Les joues de M. Hoopdriver se colorèrent du rouge le plus ardent, et il se mit à tirer nerveusement sur sa moustache.
– Oui, oui, – dit-il. – C'est une habitude cocasse, je l'avoue. Mais là-bas, vous savez, on a des domestiques nègres, voyez-vous, et… et c'est curieux à dire, n'est-ce pas… mais il faut bien surveiller tout, comprenez-vous, pour s'assurer que c'est bien propre. C'est devenu une habitude chez moi.

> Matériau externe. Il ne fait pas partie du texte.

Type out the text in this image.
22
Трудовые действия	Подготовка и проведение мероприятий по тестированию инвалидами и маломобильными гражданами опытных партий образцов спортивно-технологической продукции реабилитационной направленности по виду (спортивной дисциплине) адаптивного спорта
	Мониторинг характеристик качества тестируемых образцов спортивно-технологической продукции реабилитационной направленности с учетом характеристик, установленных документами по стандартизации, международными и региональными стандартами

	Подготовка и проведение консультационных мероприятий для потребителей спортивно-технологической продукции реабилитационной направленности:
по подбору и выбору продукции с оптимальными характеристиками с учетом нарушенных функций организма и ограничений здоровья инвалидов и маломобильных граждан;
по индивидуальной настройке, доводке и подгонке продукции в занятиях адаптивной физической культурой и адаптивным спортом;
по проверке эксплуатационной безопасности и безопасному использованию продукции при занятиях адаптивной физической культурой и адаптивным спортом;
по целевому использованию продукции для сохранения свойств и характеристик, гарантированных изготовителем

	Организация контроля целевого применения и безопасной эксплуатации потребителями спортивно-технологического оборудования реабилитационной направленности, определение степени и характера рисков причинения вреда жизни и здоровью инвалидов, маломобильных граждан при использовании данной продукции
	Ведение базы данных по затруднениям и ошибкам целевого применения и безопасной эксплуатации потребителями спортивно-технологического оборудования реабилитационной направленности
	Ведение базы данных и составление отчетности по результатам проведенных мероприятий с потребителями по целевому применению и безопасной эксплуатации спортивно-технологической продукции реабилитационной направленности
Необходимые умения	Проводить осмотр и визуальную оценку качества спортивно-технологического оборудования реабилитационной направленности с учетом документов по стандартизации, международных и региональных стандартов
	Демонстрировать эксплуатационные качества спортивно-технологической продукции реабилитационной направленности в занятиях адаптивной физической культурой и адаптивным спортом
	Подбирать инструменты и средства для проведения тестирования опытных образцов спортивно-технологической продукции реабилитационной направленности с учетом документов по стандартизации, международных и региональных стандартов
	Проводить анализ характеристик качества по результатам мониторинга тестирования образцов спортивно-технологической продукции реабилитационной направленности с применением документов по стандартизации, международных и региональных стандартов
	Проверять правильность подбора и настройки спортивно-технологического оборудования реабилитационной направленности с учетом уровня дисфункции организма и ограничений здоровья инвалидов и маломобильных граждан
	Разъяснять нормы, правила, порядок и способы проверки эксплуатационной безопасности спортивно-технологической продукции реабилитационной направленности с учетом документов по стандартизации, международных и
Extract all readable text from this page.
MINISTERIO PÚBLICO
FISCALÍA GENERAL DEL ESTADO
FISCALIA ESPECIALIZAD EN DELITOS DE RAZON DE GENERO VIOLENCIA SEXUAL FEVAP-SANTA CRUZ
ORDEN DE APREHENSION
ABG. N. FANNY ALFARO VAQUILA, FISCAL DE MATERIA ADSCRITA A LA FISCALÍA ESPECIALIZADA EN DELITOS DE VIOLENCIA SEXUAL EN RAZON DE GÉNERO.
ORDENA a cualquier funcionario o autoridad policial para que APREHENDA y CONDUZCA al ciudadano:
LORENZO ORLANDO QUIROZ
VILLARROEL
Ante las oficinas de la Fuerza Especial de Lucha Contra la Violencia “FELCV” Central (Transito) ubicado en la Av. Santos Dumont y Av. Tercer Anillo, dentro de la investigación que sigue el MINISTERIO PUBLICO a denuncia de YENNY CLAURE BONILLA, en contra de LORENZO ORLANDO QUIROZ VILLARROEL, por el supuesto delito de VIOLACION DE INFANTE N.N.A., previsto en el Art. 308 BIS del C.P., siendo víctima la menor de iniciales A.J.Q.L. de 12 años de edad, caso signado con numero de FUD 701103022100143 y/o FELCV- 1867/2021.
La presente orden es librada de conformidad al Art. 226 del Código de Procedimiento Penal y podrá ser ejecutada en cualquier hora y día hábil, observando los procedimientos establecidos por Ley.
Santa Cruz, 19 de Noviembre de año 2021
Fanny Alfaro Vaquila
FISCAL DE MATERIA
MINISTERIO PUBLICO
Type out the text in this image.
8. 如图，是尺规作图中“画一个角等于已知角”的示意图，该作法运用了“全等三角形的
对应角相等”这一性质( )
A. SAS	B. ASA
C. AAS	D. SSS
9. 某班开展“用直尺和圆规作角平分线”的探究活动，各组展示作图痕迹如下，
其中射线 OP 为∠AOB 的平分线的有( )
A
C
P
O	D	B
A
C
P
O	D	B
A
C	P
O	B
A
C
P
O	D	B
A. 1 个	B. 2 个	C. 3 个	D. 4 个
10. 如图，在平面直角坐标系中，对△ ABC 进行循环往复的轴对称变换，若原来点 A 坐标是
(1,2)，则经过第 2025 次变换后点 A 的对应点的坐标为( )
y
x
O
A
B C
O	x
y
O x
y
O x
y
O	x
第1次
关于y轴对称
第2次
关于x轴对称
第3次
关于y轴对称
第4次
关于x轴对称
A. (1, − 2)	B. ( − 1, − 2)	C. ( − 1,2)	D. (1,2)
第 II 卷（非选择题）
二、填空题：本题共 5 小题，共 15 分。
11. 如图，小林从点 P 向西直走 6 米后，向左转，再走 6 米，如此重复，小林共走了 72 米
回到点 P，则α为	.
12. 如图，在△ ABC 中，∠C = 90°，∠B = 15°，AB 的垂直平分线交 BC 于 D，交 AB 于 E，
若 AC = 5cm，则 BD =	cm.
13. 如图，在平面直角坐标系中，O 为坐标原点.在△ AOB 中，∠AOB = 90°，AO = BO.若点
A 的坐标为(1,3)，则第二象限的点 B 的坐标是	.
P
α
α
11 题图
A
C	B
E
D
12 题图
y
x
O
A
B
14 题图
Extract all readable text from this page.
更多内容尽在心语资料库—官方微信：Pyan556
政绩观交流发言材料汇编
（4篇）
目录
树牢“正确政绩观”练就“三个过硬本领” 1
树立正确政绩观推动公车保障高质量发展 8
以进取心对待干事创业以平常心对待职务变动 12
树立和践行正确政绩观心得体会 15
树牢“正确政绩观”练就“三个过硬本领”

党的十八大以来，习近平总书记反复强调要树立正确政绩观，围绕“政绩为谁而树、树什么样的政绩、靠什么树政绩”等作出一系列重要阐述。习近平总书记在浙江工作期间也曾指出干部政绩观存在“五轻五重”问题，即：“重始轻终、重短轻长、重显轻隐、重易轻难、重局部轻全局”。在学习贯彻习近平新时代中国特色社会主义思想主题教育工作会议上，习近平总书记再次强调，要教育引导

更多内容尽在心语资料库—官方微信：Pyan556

– Comme c'est drôle ! – observa Jessie.
– N'est-ce pas ? – balbutia Hoopdriver.
– Si j'étais Sherlock Holmes, – reprit Jessie, impitoyable – je crois que, d'après tous ces petits détails, j'aurais pu affirmer que vous étiez colonial. Tout de même, sans être détective, je l'ai deviné, n'est-il pas vrai ?
– Oui, vous l'avez deviné, – certifia M. Hoopdriver, d'un ton mélancolique.
Pourquoi ne saisissait-il pas cette occasion pour faire une confession générale, en ajoutant : « Malheureusement, dans ce cas, vous avez deviné de travers » ?… Avait-elle des soupçons ? À ce moment psychologique, la bonne poussa brutalement la porte avec son plateau et déposa sur la table le café au lait et les œufs brouillés.
– Je suis parfois assez heureuse dans mes déductions, – conclut Jessie.
Le remords qui s'accumulait, depuis deux jours, dans la conscience de M. Hoopdriver rompit ses digues. Quel vif menteur il était !
Et, du reste, il finirait bien, tôt ou tard, par se démasquer.